Apache Maven 2.0.11 Released

Just on a year since the Maven 2.0.10 release, Maven 2.0.11 has been announced. This release was to get a number of fixes that had already been applied to that branch out there for those who continue to use Maven 2.0.10 or below.

Note: as mentioned in the announcement, Maven 2.2.1 is still the most current release that all Maven users should upgrade to, as it contains all of these fixes and more – such as great new features like password encryption, reactor build options, and parallel artifact resolution.

As usual, Maven can be downloaded from Apache and its mirrors.
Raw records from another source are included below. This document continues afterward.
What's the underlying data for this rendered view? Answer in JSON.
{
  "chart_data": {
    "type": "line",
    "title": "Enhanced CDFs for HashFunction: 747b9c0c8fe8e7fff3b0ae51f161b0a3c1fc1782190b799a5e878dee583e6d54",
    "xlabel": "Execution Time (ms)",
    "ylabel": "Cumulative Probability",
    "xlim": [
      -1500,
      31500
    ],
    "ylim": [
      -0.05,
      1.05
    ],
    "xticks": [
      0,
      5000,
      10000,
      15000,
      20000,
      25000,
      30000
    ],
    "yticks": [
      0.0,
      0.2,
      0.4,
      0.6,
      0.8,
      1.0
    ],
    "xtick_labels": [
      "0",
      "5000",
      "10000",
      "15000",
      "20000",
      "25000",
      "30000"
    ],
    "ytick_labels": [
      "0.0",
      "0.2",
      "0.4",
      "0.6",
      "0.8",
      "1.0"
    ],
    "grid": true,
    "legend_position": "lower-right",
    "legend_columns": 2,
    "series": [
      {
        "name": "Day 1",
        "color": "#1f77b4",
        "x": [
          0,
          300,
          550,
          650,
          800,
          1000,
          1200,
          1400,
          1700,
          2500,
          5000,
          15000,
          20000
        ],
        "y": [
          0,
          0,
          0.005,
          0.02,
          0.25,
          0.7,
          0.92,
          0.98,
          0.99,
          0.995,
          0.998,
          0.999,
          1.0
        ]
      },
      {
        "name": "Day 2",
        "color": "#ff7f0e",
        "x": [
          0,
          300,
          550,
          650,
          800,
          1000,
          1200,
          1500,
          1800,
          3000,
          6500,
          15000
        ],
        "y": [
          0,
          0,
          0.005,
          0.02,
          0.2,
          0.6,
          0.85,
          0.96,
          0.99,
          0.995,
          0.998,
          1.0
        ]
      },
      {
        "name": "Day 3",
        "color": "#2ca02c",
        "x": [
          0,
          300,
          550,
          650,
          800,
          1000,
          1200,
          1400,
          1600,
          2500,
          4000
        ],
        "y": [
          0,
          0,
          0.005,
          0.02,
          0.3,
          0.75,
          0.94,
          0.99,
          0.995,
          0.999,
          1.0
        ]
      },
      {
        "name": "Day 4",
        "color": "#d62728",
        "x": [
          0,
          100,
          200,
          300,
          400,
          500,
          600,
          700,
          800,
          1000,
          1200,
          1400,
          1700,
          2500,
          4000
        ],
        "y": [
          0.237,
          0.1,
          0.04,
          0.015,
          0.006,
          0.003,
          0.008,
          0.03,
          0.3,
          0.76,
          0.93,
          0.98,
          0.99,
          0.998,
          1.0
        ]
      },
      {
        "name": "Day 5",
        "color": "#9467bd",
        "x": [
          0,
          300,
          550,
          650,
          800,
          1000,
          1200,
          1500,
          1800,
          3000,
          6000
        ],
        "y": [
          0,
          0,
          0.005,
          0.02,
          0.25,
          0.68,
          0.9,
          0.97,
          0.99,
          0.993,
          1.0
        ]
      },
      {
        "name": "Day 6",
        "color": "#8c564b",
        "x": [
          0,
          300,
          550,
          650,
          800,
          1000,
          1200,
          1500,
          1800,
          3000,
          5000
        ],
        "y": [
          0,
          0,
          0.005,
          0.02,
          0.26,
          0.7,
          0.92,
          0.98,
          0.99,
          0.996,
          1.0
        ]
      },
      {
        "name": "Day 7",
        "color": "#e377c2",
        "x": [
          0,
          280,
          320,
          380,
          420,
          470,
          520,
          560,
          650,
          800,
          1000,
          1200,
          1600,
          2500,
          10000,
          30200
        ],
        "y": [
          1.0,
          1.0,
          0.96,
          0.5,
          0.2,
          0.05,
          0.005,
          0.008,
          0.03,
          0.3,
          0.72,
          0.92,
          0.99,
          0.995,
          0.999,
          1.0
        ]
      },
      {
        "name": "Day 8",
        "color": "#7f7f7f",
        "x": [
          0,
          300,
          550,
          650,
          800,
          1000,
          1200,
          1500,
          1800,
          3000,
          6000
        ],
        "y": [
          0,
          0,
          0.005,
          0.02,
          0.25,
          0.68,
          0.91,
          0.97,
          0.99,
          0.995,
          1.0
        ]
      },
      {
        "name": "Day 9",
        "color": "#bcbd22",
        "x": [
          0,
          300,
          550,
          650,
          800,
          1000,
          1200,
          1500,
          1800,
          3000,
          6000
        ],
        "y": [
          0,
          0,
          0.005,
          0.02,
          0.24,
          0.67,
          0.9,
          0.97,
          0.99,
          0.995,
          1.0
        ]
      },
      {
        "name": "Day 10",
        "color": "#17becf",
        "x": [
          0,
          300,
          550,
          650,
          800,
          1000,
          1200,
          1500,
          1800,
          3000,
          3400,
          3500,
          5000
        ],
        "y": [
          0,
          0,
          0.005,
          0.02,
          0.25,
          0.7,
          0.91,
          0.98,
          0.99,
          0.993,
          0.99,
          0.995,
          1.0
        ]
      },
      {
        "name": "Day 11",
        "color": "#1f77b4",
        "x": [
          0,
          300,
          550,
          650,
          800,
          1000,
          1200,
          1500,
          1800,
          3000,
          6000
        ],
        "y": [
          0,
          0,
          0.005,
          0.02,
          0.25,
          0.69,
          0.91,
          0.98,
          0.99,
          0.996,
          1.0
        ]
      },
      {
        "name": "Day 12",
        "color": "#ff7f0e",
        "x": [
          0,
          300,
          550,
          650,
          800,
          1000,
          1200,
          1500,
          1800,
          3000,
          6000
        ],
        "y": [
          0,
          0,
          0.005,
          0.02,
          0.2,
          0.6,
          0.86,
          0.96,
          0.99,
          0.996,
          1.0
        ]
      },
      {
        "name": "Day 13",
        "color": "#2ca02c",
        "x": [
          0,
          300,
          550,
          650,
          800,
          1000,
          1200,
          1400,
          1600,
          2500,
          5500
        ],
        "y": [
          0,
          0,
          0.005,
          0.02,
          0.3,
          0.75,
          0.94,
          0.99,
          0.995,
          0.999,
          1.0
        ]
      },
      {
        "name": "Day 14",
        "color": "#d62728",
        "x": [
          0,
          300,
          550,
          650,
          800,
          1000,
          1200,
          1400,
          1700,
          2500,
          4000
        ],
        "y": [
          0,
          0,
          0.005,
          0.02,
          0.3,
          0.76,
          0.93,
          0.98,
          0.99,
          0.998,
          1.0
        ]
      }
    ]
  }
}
The release contains 37 fixes and improvements, which are listed in the release notes.

It’ll be interesting to see what uptake there is on the release. While there were certainly still some testers around when it came up on the list, the poll I ran last July showed that well over half of the readers of this blog had already moved on to newer versions 2.1.0 and above.

It is nearly 4.5 years since the last time I pulled the trigger on a release of Maven itself (that being Maven 2.0). With further releases in 2.0.x now unlikely, it seems I get to bookend the series I put so much effort into. With a possible Maven 2.2.2 (and of course 3.0) on the horizon, it’ll be great to move on and hopefully start to implement some long lingering plans and ideas.